Michelle Liew (author) from Singapore on March 20, 2013:

Thank you Mary! The combined sound would be heard in the video, though it's hard for me to find videos for every one as not all would be available. Thanks for sharing!

Michelle Liew (author) from Singapore on March 20, 2013:

Thanks, shin rocks! It's fascinating, and then again, so is the music of every culture, which makes me love delving into it, truly!

Michelle Liew (author) from Singapore on March 20, 2013:

Thanks, Carol! These instruments are fascinating!

Michelle Liew (author) from Singapore on March 20, 2013:

Thanks, Janine! Oh yes, there are plenty. It's fascinating to be a true Chinese orchestra player! Thanks for sharing!

MrsBrownsParlour on March 20, 2013:

I am also truly impressed---this is a big, daunting subject but you have organized into a reader-friendly timeline that summarizes the character of key historical periods and instruments. I learned so much! The orchestral pieces is beautiful too!

travmaj from australia on March 20, 2013:

This is a totally impressive, so interesting and so well documented and explained. have been to a performance of the ancient traditional Naxi music in Lijiang. So impressive. However, your hub has increased my knowledge one hundred percent. Thank you - voting up and across.

Janet Giessl from Georgia country on March 20, 2013:

A great hub! I haven't known much about Chinese music until now. Thank you.

Martie Coetser from South Africa on March 20, 2013:

Awesome and comprehensive hub about Chinese music and orchestras. So interesting! Beautiful video. I love the sounds of those instruments!

Voted up and absolutely awesome!

Thank you, midget :)

Mike Robbers from London on March 20, 2013:

Fascinating info for a subject I couldn't know less... unfortunately! Thanks for this wonderful presentation on Chinese music! Voted up and shared of course..

Mary Hyatt from Florida on March 20, 2013:

I enjoyed learning all this info about Chinese instruments. I have to say I had not heard of any of them, but you did a fine job in introducing these instruments. You certainly spent some time and effort on this one, as you always do in your articles.

Have a wonderful day. Voted UP and shared.

shin_rocka04 from Maryland on March 20, 2013:

I love seeing the influence of the music scene of the far east. This is a great and informative. Voted up and shared.

carol stanley from Arizona on March 20, 2013:

I enjoyed following the history of music and all these instruments. Great job and great research as always with your hubs.

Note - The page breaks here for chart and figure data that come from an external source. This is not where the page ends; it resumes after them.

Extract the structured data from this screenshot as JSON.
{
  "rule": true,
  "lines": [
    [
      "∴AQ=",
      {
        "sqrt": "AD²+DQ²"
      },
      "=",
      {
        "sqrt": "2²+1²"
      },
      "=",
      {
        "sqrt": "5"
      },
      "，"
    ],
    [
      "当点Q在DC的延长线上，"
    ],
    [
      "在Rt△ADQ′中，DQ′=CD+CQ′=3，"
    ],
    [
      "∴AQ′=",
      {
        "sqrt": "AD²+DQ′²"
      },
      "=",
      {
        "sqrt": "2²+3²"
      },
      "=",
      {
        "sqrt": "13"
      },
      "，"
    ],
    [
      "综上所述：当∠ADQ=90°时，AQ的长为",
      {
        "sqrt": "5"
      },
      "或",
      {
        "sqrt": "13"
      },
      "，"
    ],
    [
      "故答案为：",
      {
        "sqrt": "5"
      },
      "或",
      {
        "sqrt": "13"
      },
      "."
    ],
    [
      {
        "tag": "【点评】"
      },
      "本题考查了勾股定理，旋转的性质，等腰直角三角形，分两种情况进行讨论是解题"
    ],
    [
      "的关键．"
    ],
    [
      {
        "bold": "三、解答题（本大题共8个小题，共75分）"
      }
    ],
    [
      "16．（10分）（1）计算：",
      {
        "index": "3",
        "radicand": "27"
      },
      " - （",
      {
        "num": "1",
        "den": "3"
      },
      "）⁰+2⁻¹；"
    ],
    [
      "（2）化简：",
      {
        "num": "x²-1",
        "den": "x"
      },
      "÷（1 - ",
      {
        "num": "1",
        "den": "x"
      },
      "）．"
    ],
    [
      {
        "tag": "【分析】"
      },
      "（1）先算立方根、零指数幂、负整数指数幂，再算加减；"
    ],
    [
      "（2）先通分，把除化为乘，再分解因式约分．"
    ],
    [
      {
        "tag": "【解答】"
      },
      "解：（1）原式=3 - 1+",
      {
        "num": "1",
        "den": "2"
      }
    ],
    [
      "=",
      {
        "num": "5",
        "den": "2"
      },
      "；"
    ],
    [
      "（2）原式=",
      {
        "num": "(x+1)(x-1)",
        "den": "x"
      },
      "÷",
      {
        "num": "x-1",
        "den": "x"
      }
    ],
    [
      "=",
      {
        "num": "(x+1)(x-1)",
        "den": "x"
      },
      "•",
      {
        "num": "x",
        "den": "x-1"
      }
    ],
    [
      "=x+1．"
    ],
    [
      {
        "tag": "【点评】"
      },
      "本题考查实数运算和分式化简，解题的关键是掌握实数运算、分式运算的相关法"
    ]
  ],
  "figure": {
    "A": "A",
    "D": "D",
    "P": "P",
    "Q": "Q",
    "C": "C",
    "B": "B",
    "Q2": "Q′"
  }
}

Janine Huldie from New York, New York on March 20, 2013:

Loved learning a bit about the history, plus the many different instruments, too. I truly had no clue that it was this extensive of a history in the music department or that there were so many instruments, as well. Thanks seriously for sharing and educating me a bit this morning, Michelle. Have voted and shared, too!!

Michelle Liew (author) from Singapore on March 20, 2013:

On Chinese music, chinese musical instruments and the Chinese Orchestra.